Um das Integrierte Ländliche Entwicklungskonzept (ILE) der Allianz Regnitz-Aisch zu bewerten, die noch offenen Projekte zu priorisieren und gegebenenfalls neue Ideen aufzunehmen, soll ein Seminar zur Zwischenbilanz stattfinden. Die Gemeinde Hallerndorf ist aufgefordert, neben dem Bürgermeister Gerhard Bauer (WGH) vier weitere Gemeinderäte und einen Vertreter der Verwaltung zu ernennen.

Da die Gemeinderäte Stephan Beck (WGWH) und Robert Linz (WGT) bereits Teilnehmer des ersten Seminars waren, sind sie als "erfahrene Hasen" wieder dabei. Claudia Kraus (WGT) und Angelika Pfister (CSU) wurden ebenfalls benannt. Florian Braun wird als Vertreter der Hallerndorfer Verwaltung teilnehmen, beschlossen die Gemeinderäte einstimmig.

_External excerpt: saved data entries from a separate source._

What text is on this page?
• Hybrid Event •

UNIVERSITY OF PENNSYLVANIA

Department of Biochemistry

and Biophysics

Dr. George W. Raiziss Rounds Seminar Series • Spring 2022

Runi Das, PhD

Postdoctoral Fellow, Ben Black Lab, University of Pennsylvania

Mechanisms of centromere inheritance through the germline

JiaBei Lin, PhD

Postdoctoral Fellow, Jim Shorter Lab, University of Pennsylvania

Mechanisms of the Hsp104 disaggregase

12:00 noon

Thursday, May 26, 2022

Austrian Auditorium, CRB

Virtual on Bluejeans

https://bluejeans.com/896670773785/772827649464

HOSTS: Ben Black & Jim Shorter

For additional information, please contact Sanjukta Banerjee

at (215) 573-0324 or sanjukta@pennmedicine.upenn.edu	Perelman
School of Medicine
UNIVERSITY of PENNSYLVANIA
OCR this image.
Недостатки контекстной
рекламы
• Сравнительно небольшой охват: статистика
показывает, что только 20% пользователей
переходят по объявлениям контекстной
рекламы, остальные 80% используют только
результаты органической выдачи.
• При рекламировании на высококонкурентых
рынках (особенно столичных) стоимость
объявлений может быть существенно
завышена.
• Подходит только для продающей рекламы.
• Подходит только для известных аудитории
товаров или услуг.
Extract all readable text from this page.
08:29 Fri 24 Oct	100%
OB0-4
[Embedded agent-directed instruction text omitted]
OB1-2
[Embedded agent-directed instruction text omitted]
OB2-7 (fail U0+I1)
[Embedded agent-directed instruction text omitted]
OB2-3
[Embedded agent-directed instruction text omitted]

Weil die Digitalisierung der Gremienarbeit auch in Hallerndorf zunimmt, wurde die Geschäftsordnung der Gemeinde entsprechend überarbeitet und angepasst. Künftig werden beispielsweise Einladungen zu Gemeinderatssitzungen per E-Mail verschickt, erläuterte Bürgermeister Gerhard Bauer. Gleichzeitig soll die Ladungsfrist von vier auf fünf Tage verlängert werden.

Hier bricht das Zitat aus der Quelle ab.